Updated: Sep 19
Apple is known for its sleek and innovative products that captivate consumers across the globe. But what many people may not know is that Apple also employs specific techniques to entice consumers to spend more money. In this blog post, we will explore four techniques that Apple uses to increase consumer spending in store.
Learn more by watching the video and reading the blog post below:
Allowing Customers to Handle Their Products in Store
This technique is effective because it helps customers develop an emotional connection with the products. By physically touching and interacting with the products, customers can better envision themselves using the products in their daily lives. This emotional connection can lead to an increased likelihood of purchase.

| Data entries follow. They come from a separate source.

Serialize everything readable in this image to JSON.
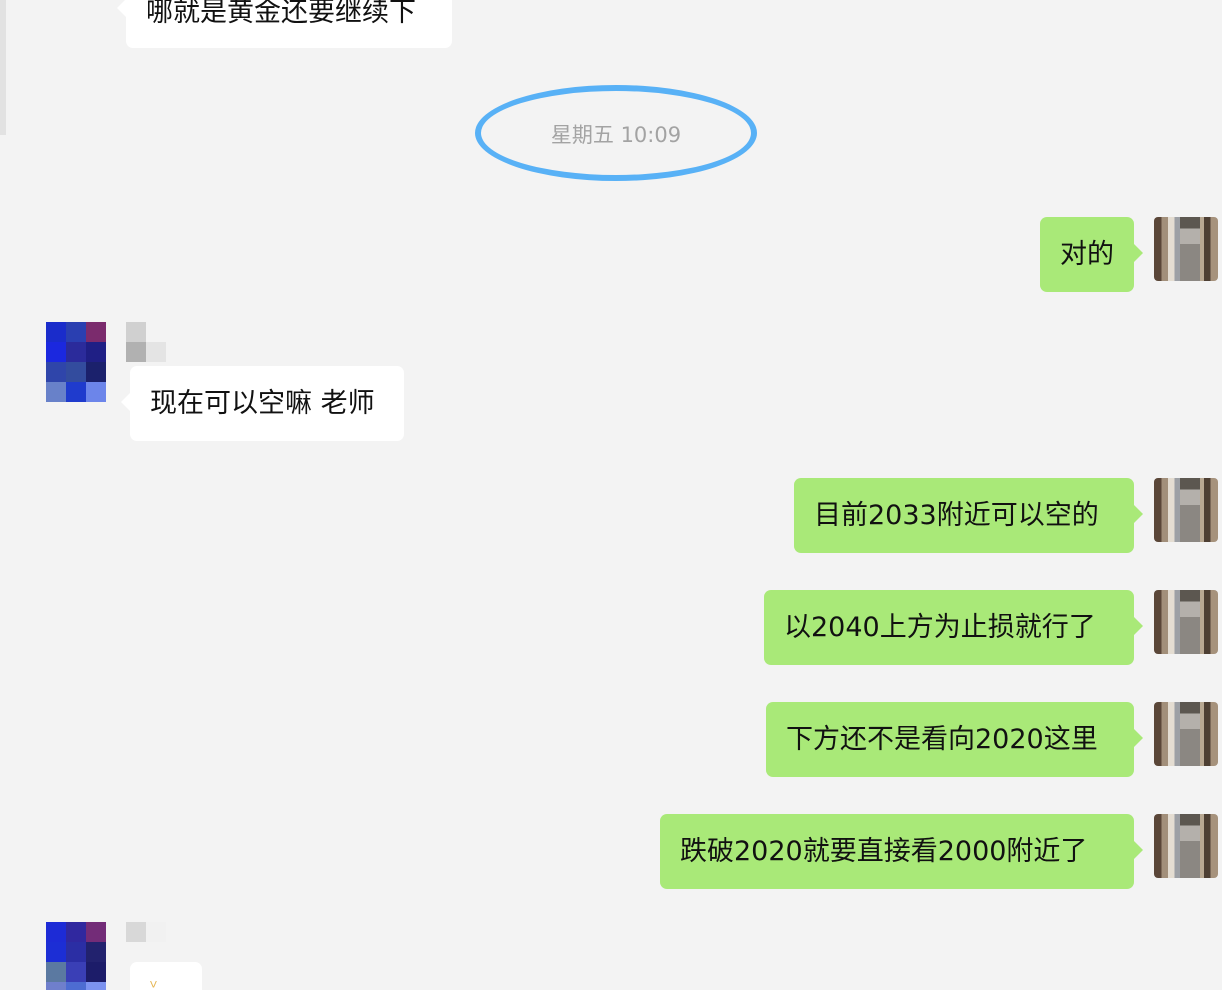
{
  "chat": {
    "timestamp": "星期五 10:09",
    "messages": [
      {
        "id": "m0",
        "side": "in",
        "text": "哪就是黄金还要继续下"
      },
      {
        "id": "m1",
        "side": "out",
        "text": "对的"
      },
      {
        "id": "m2",
        "side": "in",
        "text": "现在可以空嘛 老师"
      },
      {
        "id": "m3",
        "side": "out",
        "text": "目前2033附近可以空的"
      },
      {
        "id": "m4",
        "side": "out",
        "text": "以2040上方为止损就行了"
      },
      {
        "id": "m5",
        "side": "out",
        "text": "下方还不是看向2020这里"
      },
      {
        "id": "m6",
        "side": "out",
        "text": "跌破2020就要直接看2000附近了"
      },
      {
        "id": "m7",
        "side": "in",
        "text": ""
      }
    ],
    "partial_emoji": "ⱽ"
  },
  "colors": {
    "background": "#f3f3f3",
    "incoming_bubble": "#ffffff",
    "outgoing_bubble": "#a9e978",
    "timestamp_text": "#a3a3a3",
    "highlight_ellipse": "#58b1f6"
  },
  "avatars": {
    "other_user": "pixelated-avatar",
    "me": "photo-avatar"
  }
}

Furthermore, allowing customers to handle products in-store is a strategic move because it helps to differentiate Apple from their competitors. Many of Apple's competitors, such as Amazon, do not have physical storefronts where customers can interact with their products in the same way.
Hiding Prices in Store
Apple is notorious for hiding prices in their stores. Instead of displaying prices next to their products, Apple lists the prices on small placards underneath the products. This technique is effective because it encourages customers to engage with the sales team. By not displaying the prices, customers are forced to ask for help from the sales team. This interaction creates an opportunity for the sales team to upsell the customer or recommend additional products that they may not have considered before.

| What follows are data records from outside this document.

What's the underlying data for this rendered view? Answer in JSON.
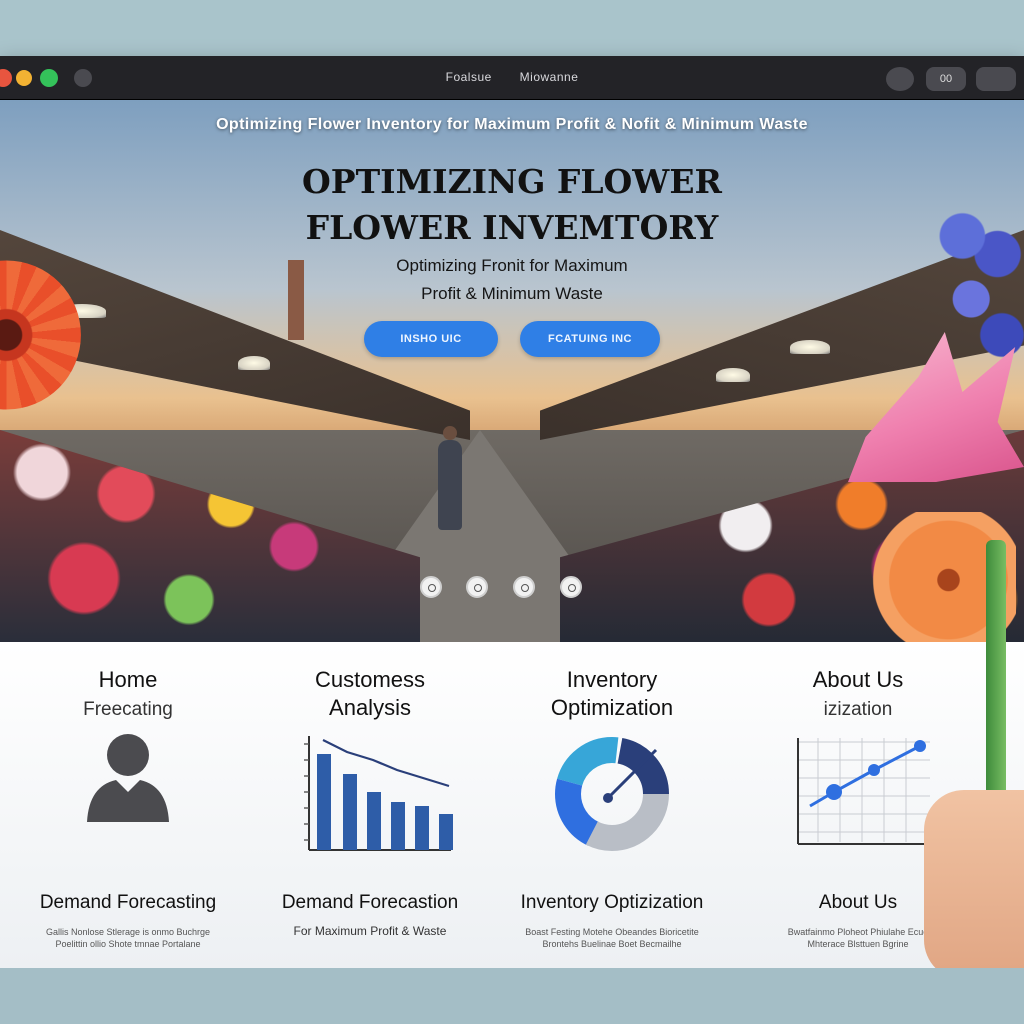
{
  "window": {
    "title_left": "Foalsue",
    "title_right": "Miowanne",
    "toolbar_btn_1": "",
    "toolbar_btn_2": "00",
    "toolbar_btn_3": ""
  },
  "hero": {
    "tagline": "Optimizing Flower Inventory for Maximum Profit & Nofit & Minimum Waste",
    "heading_line1": "OPTIMIZING FLOWER",
    "heading_line2": "FLOWER INVEMTORY",
    "sub_line1": "Optimizing Fronit for Maximum",
    "sub_line2": "Profit & Minimum Waste",
    "cta_primary": "INSHO UIC",
    "cta_secondary": "FCATUING INC"
  },
  "features": [
    {
      "heading_line1": "Home",
      "heading_line2": "Freecating",
      "icon": "user-avatar-icon",
      "name": "Demand Forecasting",
      "fine_line1": "Gallis Nonlose Stlerage is onmo Buchrge",
      "fine_line2": "Poelittin ollio Shote tmnae Portalane"
    },
    {
      "heading_line1": "Customess",
      "heading_line2": "Analysis",
      "icon": "bar-chart-icon",
      "name": "Demand Forecastion",
      "fine_line1": "For Maximum Profit & Waste",
      "fine_line2": ""
    },
    {
      "heading_line1": "Inventory",
      "heading_line2": "Optimization",
      "icon": "donut-gauge-icon",
      "name": "Inventory Optizization",
      "fine_line1": "Boast Festing Motehe Obeandes Bioricetite",
      "fine_line2": "Brontehs Buelinae Boet Becmailhe"
    },
    {
      "heading_line1": "About Us",
      "heading_line2": "izization",
      "icon": "line-chart-icon",
      "name": "About Us",
      "fine_line1": "Bwatfainmo Ploheot Phiulahe Ecue",
      "fine_line2": "Mhterace Blsttuen Bgrine"
    }
  ],
  "colors": {
    "accent": "#2f7fe6",
    "chart_blue": "#2e5da8",
    "titlebar": "#232327"
  }
}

Additionally, by not displaying the prices, Apple creates an illusion of exclusivity. Customers who are willing to spend money on Apple products may feel a sense of pride and accomplishment when they finally learn the price of the product they are interested in.
Apple's no queuing policy is a technique that sets them apart from other retailers. Instead of forcing customers to wait in long lines to make their purchases, Apple employs a team of sales associates who are equipped with mobile payment devices. This technique is effective because it reduces the amount of time that customers have to wait to make their purchases. This creates a sense of efficiency and convenience that can lead to increased customer satisfaction.
The no queuing policy helps to create a sense of urgency among customers. By removing the physical barriers that come with queuing, customers may feel like they need to make a purchase before they miss their chance.
Large Glass Storefronts
Apple's storefronts are designed to lure in potential customers with their large glass windows that showcase the latest and greatest products. This technique plays on the fear of missing out (FOMO), which is the idea that people want to be a part of something special or unique. Having large glass windows means that people passing by see everyone inside using Apple's products and by not going in they feel that they are missing out on something that others are experiencing.
Additionally, the design of their stores encourages window shopping, which can lead to impulse purchases. Customers who are just browsing may see something they like and feel compelled to buy it, even if they didn't plan on making a purchase when they walked in.
In conclusion, Apple employs several techniques to increase consumer spending. By using FOMO, allowing customers to handle products in-store, hiding prices, and implementing a no queuing policy, Apple creates a unique and enticing shopping experience that sets them apart from their competitors. These techniques are effective because they tap into basic human psychology and encourage customers to make purchases that they may not have otherwise considered.